The second and third skyhooks are similarly extracted:
public class UsersModule : IModule
{
	public UsersModule(IUnityContainer unityContainer, IRegionNameProvider regionNameProvider, IUserFactory userFactory)
	{
		this.unityContainer = unityContainer;
		this.regionNameProvider = userFactoy;
		this.userFactory = userFactory;
	}

	public void Initialize()
	{
		this.unityContainer.RegisterType<object, UsersDocumentContent>(this.regionNameProvider.ModuleDocumentContentRegion(ModuleName));
		this.currentUser = this.userFactory.CreateNew();
	}

	private IUnityContainer unityContainer;
	private IRegionNameProvider;
	private IUserFactory userFactory;
}
I wouldn’t worry about the three constructor parameters – they’ll be injected by your IoC container.

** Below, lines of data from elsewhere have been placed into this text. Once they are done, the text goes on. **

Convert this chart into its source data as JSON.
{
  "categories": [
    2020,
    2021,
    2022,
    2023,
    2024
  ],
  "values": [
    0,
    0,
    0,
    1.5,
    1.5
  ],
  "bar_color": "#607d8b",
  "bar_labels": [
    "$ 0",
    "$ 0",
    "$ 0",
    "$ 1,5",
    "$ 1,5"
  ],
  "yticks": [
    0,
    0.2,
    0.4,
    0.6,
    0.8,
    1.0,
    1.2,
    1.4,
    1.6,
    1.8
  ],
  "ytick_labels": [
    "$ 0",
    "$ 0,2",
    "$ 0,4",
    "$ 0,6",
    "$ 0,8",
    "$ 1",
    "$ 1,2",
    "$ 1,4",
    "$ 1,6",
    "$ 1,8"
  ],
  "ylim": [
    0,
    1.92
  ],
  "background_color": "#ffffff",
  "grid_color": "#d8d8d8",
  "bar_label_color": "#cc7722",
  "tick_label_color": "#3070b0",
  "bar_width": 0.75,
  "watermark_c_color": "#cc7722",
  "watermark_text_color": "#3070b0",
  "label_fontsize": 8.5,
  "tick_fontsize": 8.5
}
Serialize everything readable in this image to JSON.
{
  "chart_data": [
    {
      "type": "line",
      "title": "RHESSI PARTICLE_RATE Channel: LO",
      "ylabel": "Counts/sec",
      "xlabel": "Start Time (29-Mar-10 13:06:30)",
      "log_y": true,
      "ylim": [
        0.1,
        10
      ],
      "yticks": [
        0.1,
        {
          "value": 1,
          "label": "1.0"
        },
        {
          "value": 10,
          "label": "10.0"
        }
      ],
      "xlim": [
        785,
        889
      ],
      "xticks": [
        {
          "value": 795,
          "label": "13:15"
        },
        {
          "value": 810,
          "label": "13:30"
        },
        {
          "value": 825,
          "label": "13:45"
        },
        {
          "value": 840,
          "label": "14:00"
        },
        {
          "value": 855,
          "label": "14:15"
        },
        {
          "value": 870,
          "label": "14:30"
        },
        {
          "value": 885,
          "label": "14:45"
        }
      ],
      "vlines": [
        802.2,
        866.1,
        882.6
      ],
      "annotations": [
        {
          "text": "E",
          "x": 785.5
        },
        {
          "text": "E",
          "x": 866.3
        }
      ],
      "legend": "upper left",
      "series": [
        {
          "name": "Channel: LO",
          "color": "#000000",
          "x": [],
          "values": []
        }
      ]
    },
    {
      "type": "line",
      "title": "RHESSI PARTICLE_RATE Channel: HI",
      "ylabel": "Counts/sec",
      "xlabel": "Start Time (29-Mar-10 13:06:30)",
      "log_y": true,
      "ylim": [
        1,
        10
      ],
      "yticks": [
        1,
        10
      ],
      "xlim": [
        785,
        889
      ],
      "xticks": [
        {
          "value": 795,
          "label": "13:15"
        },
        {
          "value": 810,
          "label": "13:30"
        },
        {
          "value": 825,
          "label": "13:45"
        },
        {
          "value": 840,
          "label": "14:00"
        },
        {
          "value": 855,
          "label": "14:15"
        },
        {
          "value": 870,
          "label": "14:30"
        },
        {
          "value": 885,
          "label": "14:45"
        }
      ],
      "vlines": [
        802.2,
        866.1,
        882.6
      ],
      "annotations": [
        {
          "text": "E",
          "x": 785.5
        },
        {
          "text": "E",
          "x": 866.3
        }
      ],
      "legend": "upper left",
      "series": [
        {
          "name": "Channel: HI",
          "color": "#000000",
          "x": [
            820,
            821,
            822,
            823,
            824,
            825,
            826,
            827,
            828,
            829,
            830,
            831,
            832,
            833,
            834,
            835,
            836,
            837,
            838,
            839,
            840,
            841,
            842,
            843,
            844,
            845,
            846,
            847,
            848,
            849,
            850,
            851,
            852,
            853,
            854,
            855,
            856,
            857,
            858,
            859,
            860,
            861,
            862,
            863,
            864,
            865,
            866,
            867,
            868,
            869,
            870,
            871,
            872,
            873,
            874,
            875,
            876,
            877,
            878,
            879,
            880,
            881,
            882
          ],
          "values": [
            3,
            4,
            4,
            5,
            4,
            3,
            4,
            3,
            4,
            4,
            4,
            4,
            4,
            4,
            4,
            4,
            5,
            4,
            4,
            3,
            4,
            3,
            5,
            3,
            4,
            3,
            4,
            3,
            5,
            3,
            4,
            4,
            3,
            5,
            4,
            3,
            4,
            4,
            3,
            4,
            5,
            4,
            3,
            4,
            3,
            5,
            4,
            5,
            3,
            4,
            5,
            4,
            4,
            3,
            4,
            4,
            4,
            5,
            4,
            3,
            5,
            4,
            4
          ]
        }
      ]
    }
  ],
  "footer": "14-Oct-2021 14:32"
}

The final skyhook, the RegisterType extension method, is a specialization of the static method skyhook (inasmuch as extension methods are implemented using static methods, an unfortunate design decision by Microsoft). Thankfully, extension methods must operate only on the public interface of the extended interface. This means that the call will likely result in an equivalent call to a method on the interface that was injected.
In conclusion, whenever you spot a skyhook, replace it with a crane.
* Some mocking frameworks, such as TypeMock, are able to mock skyhooks. However, this should only be considered if the skyhooks are in 3rd-party, unchangeable, code.